GEOFF HOON: I don't accept indefinitely, we are obviously working with the Americans on training Afghan forces, they have a very significant proud reputation of military activity for themselves so this is not starting from zero or a plain piece of paper but obviously it is important that we move Afghan forces into the sensitive areas in order that they should be responsible for their own security. But bear in mind that we're coming up now to the next stage of the Bonn process, the effort to rebuild, reconstruct Afghanistan, the Loya Jirga will bring together senior people from Afghanistan but to build a new government, to support that.

DAVID FROST: But I mean in five or ten years there'll be, there'll still be British troops there won't there?

GEOFF HOON: I recognise that the international community will have some involvement but I don't see any reason to suggest that British troops should be there on that timescale, what I think we would be doing...

DAVID FROST: How long do you think they will do it?

GEOFF HOON: I think it's impossible at this stage until we particularly get through the next stage of the Loya Jirga how long it will be necessary to have British forces in Afghanistan, we'll certainly help but I suspect, as we've seen for example in Sierra Leone, that it will move from offensive operations towards training, advice, we've done that very successfully in Sierra Leone, there has just been a remarkable election.

DAVID FROST: Yeah, we were going to be there for six, six weeks originally, it's two years now?

GEOFF HOON: Well equally I recall other journalists putting to me that we were going to be there indefinitely and we're not, we're providing advice and assistance but the election has taken place, government has been elected and it's important that we recognise a great success for a combination of efforts, not only the military effort that we made initially, but also support from the Department for International Development, from the Foreign Office making sure that Sierra Leone has a future looking after their own security.

DAVID FROST: Geoff thank you very much indeed.

[BREAK FOR NEWS] DAVID FROST: We've almost given up on finding Osama bin Laden haven't we?

GEOFF HOON: No we haven't, we are determined to find him, indeed in the last couple of weeks Americans have had people on the ground trying to find traces of DNA that they can compare to his family.

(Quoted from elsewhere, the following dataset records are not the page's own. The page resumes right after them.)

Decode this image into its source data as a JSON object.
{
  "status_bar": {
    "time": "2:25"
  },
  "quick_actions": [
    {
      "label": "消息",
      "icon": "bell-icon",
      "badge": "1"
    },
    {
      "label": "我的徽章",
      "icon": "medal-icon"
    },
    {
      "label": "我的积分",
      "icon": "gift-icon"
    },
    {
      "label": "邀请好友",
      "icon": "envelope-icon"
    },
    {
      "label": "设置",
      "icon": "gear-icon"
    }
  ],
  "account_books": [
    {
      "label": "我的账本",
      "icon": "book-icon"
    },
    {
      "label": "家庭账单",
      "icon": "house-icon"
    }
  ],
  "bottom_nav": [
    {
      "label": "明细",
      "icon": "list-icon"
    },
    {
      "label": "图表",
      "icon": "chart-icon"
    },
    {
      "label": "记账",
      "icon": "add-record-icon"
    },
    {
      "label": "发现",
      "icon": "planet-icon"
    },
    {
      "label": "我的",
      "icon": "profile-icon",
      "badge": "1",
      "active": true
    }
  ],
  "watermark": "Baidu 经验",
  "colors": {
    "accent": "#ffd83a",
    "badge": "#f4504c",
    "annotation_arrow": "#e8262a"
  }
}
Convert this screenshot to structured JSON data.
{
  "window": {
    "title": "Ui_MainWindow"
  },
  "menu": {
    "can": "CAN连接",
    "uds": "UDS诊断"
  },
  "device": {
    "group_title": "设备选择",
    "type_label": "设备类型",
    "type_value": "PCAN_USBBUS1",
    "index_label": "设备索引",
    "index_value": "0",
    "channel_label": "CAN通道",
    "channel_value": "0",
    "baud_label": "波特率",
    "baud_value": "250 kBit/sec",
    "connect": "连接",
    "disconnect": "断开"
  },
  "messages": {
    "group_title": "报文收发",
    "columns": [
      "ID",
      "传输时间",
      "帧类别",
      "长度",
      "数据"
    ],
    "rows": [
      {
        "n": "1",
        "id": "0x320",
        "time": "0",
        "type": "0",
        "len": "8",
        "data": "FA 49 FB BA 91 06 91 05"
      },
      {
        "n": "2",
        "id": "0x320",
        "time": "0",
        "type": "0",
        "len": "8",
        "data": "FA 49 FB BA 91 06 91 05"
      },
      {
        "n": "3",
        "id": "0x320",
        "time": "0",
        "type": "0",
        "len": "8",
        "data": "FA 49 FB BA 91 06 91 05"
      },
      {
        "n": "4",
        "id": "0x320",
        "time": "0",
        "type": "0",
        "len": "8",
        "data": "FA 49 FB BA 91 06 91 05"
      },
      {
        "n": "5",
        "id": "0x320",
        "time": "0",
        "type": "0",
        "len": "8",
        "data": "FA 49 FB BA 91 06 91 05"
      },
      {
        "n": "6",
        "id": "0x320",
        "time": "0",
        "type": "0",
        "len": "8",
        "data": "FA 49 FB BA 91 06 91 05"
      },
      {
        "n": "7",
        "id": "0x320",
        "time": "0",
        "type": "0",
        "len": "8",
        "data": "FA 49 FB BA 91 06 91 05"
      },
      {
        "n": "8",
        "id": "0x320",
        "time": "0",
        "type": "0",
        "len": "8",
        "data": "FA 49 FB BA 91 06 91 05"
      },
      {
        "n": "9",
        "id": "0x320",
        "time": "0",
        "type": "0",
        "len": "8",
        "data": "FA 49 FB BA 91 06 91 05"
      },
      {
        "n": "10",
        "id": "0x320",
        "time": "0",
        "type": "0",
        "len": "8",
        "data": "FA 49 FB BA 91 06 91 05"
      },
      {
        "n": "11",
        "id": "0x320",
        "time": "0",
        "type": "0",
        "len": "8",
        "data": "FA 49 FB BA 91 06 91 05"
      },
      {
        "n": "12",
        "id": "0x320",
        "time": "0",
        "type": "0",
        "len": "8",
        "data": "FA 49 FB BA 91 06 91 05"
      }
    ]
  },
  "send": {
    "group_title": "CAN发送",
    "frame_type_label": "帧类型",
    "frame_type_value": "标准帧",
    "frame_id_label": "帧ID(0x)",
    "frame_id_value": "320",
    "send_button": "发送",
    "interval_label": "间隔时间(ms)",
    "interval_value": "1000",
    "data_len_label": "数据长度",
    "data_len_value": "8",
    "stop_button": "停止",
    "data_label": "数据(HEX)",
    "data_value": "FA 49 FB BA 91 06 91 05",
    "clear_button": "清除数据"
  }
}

So a determined effort is still being made to locate him.

DAVID FROST: And what about the Taliban and Al Queda, where are they now, we assume they're across the borders in Pakistan but we don't know whether there's 500 of them or 5,000?

GEOFF HOON: What we do know is that not only are they across the border but they're coming across the border into Afghanistan, that's the reason for these operations, we know that Al Queda are still trying to infiltrate into Afghanistan, we know that they are attacking coalition forces and we know that they're determined to disturb the Afghan reconstruction process, that's why we're taking offensive action there.

DAVID FROST: And for those people who say it's not yet a success, this mission because we haven't found Osama bin Laden, we haven't removed all the Taliban and we haven't removed all the Al Queda and so at the moment it's a 50-50 operation, what would you say to that?

GEOFF HOON: Well I wouldn't accept that, we've got to keep up the effort, we've got to make sure that Al Queda cannot regroup and reorganise and cannot provide a threat either to Afghanistan or to the wider world, that's why it's a considerable success to date, there's more to do.

DAVID FROST: And Peter Mandelson said in his articles in the Guardian this week, the trouble with new Labour is we've, you know we hype more than we are achieving, do you think that's a fair accusation in this case?

GEOFF HOON: No I don't I believe that we are setting out very clearly what has happened, I only wish sometimes journalists with little, would listen a little more carefully to what we're actually saying.

DAVID FROST: Well we've been listening this morning, thank you very much indeed.

GEOFF HOON: Thank you.

DAVID FROST: And that's all we've got time for this morning. Next week we'll be talking, among others, to David Yelland the editor of Britain's biggest selling newspaper the Sun and one week later than promised the Palestinian Chief Negotiator Saeb Erekat will be joining us live and in vision from Ramallah.